Mittendrin als jüngste Sprinterin, die nicht durch die Qualifikationsrunde (Mindestzeit: 11,33 sec) drei Stunden zuvor muss, ist die 18 Jahre alte Schülerin. Damit ist sie ganze 27 Jahre jünger als der älteste WM-Starter in Peking, Jesus Angel Garcia. Der Spanier wurde 1993 in Stuttgart Weltmeister über 50 Kilometer Gehen. Da war die Soesterin noch gar nicht geboren. „Ich freue mich wahnsinnig auf die WM, das wird bestimmt eine Super-Erfahrung“, schaut Lückenkemper kurz vor der Anreise von Jeju nach Peking auf das Rennen im „Vogelnest“ genannten National-Stadion von Peking. Auf der schnellen Mondo-Bahn hatte Sprint-Star Usain Bolt (Jamaika) bei seinem Olympiasieg 2008 mit 9,69 Sekunden seinen zweiten von drei 100-Meter-Weltrekorden aufgestellt.
Im Vorlauf (live in der ARD und bei Eurosport) könnte Gina Lückenkemper auf Bolts weibliches Pendant treffen: die zweimalige Olympiasiegerin Shelly-Ann Fraser-Pryce.
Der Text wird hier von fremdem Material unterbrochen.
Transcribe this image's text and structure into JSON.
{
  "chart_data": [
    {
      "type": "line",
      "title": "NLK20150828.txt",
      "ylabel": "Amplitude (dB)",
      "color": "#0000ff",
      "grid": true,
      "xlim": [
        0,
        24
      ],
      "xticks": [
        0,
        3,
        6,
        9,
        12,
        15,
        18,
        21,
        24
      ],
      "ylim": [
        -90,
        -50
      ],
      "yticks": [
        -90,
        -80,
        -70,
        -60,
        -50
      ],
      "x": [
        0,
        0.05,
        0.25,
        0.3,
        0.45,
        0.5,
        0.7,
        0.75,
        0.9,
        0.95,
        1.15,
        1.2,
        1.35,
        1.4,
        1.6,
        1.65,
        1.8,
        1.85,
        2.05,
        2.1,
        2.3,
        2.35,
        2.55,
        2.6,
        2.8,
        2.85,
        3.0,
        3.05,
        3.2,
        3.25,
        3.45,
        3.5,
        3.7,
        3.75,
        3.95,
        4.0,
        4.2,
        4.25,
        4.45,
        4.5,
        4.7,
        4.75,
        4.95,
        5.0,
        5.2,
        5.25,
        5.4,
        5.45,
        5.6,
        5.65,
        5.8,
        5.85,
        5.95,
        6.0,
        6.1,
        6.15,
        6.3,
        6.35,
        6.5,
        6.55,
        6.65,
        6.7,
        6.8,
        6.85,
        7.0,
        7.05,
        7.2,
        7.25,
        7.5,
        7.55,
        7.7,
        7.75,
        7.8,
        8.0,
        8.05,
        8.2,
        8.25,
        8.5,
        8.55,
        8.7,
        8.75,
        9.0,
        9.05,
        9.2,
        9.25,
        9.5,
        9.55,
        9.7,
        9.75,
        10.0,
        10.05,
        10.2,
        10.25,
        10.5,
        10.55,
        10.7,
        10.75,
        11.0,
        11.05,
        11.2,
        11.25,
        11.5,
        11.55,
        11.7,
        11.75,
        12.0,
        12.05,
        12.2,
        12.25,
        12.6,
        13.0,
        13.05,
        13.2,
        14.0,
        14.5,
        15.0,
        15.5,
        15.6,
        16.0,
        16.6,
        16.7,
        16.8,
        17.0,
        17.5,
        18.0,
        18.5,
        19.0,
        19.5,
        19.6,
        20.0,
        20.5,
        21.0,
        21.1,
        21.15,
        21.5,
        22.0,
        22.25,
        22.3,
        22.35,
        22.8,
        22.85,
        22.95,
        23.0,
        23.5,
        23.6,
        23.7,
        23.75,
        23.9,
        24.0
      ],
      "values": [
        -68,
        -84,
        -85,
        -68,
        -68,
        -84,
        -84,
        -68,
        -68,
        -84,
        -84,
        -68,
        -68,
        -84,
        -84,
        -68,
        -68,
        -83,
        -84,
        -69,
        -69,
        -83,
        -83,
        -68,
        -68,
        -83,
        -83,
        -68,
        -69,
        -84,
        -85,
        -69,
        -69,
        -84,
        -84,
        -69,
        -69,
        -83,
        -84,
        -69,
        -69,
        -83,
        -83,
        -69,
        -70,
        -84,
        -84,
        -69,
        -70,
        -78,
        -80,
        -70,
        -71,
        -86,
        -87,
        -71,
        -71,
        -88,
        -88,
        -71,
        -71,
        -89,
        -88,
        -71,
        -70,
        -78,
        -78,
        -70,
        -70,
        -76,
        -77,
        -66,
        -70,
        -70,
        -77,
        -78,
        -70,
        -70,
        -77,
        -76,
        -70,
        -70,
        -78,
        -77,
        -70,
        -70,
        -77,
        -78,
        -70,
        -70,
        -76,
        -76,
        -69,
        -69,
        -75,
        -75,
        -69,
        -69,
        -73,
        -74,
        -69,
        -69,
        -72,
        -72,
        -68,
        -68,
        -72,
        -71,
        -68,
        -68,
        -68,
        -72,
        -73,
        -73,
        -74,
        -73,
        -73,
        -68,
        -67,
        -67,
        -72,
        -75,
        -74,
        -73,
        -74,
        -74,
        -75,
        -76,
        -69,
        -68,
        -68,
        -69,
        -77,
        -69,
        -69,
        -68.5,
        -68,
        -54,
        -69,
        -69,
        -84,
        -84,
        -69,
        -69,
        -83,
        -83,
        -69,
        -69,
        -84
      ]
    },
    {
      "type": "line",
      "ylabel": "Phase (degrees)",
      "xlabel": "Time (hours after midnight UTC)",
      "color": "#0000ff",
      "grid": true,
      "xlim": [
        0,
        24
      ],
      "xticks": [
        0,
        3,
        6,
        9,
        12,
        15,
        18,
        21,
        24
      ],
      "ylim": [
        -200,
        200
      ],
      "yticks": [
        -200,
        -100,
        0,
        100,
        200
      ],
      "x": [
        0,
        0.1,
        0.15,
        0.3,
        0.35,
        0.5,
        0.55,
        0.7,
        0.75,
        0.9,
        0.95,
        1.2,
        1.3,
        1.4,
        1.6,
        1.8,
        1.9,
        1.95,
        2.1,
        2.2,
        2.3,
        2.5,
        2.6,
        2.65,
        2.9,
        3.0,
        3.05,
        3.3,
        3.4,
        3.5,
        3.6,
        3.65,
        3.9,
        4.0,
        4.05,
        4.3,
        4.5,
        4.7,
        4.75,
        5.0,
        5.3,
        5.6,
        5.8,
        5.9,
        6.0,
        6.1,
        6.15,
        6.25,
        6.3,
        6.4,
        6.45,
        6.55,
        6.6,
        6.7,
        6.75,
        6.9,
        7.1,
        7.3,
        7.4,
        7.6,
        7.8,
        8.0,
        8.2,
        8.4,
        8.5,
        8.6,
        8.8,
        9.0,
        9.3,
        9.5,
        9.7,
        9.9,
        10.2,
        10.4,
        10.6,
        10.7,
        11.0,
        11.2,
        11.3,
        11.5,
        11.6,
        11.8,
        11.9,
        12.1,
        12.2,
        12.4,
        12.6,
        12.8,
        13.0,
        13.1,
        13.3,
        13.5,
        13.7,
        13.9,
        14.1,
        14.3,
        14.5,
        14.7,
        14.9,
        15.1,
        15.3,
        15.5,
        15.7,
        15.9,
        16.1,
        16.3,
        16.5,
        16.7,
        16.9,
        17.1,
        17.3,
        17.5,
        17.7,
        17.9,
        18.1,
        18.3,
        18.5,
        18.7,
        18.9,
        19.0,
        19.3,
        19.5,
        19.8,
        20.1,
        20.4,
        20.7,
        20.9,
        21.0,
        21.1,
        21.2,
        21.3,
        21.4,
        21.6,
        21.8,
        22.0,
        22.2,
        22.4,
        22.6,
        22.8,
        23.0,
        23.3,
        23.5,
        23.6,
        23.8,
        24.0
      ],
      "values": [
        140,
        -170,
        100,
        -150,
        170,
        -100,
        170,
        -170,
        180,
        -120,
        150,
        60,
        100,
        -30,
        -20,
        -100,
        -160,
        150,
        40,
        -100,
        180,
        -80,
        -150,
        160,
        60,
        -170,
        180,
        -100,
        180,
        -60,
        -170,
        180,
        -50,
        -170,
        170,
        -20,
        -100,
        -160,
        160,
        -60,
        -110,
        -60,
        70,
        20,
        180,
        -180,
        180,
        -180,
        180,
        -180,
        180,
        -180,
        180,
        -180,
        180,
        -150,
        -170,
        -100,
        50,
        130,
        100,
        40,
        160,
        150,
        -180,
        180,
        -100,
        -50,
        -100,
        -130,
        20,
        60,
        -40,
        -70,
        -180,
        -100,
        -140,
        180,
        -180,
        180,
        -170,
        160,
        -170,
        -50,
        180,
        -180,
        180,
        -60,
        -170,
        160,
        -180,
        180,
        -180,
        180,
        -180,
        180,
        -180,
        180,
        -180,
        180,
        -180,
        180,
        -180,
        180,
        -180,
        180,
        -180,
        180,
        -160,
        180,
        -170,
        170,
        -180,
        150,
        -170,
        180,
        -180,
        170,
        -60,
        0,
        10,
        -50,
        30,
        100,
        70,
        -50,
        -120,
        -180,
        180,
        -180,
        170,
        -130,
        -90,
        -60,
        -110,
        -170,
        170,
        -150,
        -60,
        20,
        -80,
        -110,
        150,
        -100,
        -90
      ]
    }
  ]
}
Die Jamaikanerin führt mit 10,74 Sekunden die WM-Meldeliste mit 60 Sprinterinnen an, dahinter folgen ein Dutzend weitere, die in diesem Jahr schon die prestigeträchtige Elf-Sekunden-Marke geknackt haben. Eine solche Breite in der Spitze gab es in den vergangenen Jahren noch nie.
Zahlenspiele für Lückenkemper kein Thema
Gina Lückenkemper rangiert mit ihrer Bestzeit von 11,25 Sekunden auf Platz 31 der Meldeliste. Aus den veranschlagten sieben Vorläufen (vielleicht werden diese aufgrund der Starterzahl noch reduziert) qualifizieren sich 24 Läuferinnen für drei Halbfinals am Montag. Auf Platz 24 der Meldeliste ist die Kanadierin Semoy Hackett mit 11,16 Sekunden notiert – also ein gutes Stück schneller als die Saisonbestzeit von Gina Lückenkemper. Bei den vergangenen drei Weltmeisterschaften mussten für einen Top-24-Platz in den Vorläufen am Vormittag Zeiten um 11,40 Sekunden angeboten werden. Bei den Vorleistungen dürfte das in Peking wohl nicht reichen.
Mit solchen Zahlenspielereien beschäftigt sich Gina Lückenkemper nicht. Das deutsche Sprint-Talent will bei ihrem ersten Auftritt auf ganz großer Bühne Erfahrungen sammeln, setzt sich nicht unter Druck. Das WM-Halbfinale wäre nicht mehr und nicht weniger als eine weitere Krönung einer perfekten Saison für die U20-Europameisterin. „Die Konkurrenz ist brutal stark. Ich bin froh, dass mit Verena Sailer und Rebekka Haase zwei Team-Kameradinnen dabei sind. Das gibt mir zusätzliche Sicherheit“, sagt Lückenkemper. Das Trio zählt auch zum deutschen Staffel-Team, das am 29. August in zwei 4x100-Meter-Halbfinals um den Final-Einzug sprintet. Dort dürfte der Titel zwischen den Sprint-Nationen Jamaika und den USA ausgemacht werden.